Al cabo de tres o cuatros años, los restos de quienes se han ido son exhumados, colocados en una caja de madera y trasladados a un colorido camposanto donde se acumulan osarios. Una vez ahí han de aguardar la llegada del 2 de noviembre y la semana que antecede a esa fecha, porque entonces los vivos se dedican, por designio y cariño, a desplegar todas las formas aprendidas para honrarlos.

 

En los hogares se preparan altares con las cosas que han de traer de vuelta a los muertos. Se llenan de flores y frutas, de fotografías para no dejar que gane el olvido, y de imágenes de santos que sepan hacer lo mismo que las veladoras, iluminar caminos. No falta el pan que ha hecho famoso al pueblo desde finales del siglo XIX: el pan de anís, los pichones, el que se hace con elote o el de canela. Y como si de ello dependiera el equilibrio entre este y el otro mundo, se ofrenda también el platillo que resume lo que sucede después de la vida, el pibipollo. Se trata de un desmesurado tamal hecho con masa de maíz y frijol tierno.

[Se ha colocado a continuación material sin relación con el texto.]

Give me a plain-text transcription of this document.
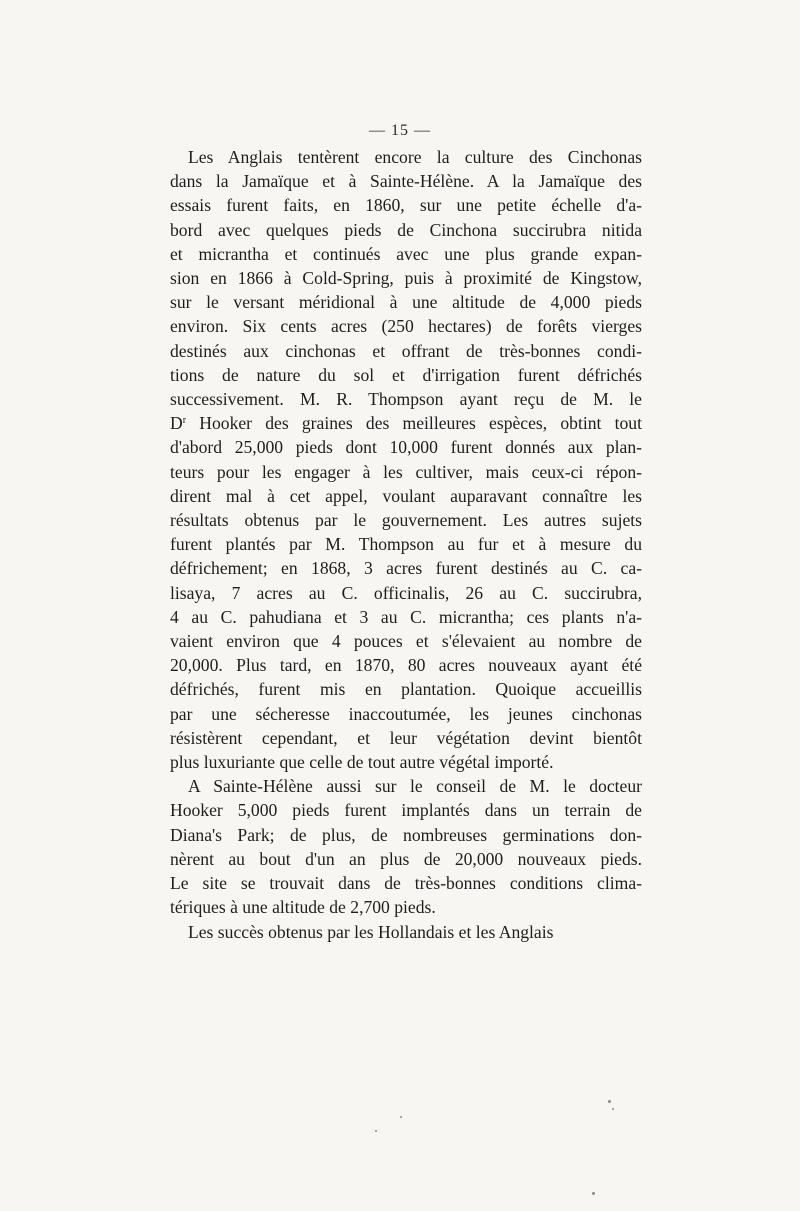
— 15 —

Les Anglais tentèrent encore la culture des Cinchonas
dans la Jamaïque et à Sainte-Hélène. A la Jamaïque des
essais furent faits, en 1860, sur une petite échelle d'a-
bord avec quelques pieds de Cinchona succirubra nitida
et micrantha et continués avec une plus grande expan-
sion en 1866 à Cold-Spring, puis à proximité de Kingstow,
sur le versant méridional à une altitude de 4,000 pieds
environ. Six cents acres (250 hectares) de forêts vierges
destinés aux cinchonas et offrant de très-bonnes condi-
tions de nature du sol et d'irrigation furent défrichés
successivement. M. R. Thompson ayant reçu de M. le
$D^r$ Hooker des graines des meilleures espèces, obtint tout
d'abord 25,000 pieds dont 10,000 furent donnés aux plan-
teurs pour les engager à les cultiver, mais ceux-ci répon-
dirent mal à cet appel, voulant auparavant connaître les
résultats obtenus par le gouvernement. Les autres sujets
furent plantés par M. Thompson au fur et à mesure du
défrichement; en 1868, 3 acres furent destinés au C. ca-
lisaya, 7 acres au C. officinalis, 26 au C. succirubra,
4 au C. pahudiana et 3 au C. micrantha; ces plants n'a-
vaient environ que 4 pouces et s'élevaient au nombre de
20,000. Plus tard, en 1870, 80 acres nouveaux ayant été
défrichés, furent mis en plantation. Quoique accueillis
par une sécheresse inaccoutumée, les jeunes cinchonas
résistèrent cependant, et leur végétation devint bientôt
plus luxuriante que celle de tout autre végétal importé.

A Sainte-Hélène aussi sur le conseil de M. le docteur
Hooker 5,000 pieds furent implantés dans un terrain de
Diana's Park; de plus, de nombreuses germinations don-
nèrent au bout d'un an plus de 20,000 nouveaux pieds.
Le site se trouvait dans de très-bonnes conditions clima-
tériques à une altitude de 2,700 pieds.

Les succès obtenus par les Hollandais et les Anglais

A su relleno de carne (sea de pollo, res o cerdo) se le agrega una mezcla de achiote y especias llamada cool. Luego se envuelve en hojas de plátano y es sepultado para ser cocinado bajo la tierra. El guiso sirve de metáfora desde hace mucho: ilustra al mismo tiempo la travesía del alma por el inframundo y la idea de resurrección que el cristianismo sobrepuso a la cosmogonía maya. Ese día del pib, la primera ración recién salida de la tierra es para el difunto, nadie debe comerlo antes.

Para la gente de Pomuch la muerte es una nueva vida de la que es necesario estar pendiente. Por eso las evocaciones no bastan y hay que acudir a los difuntos cada año, hacerles sentir que no están solos y que todavía se les reconoce y respeta.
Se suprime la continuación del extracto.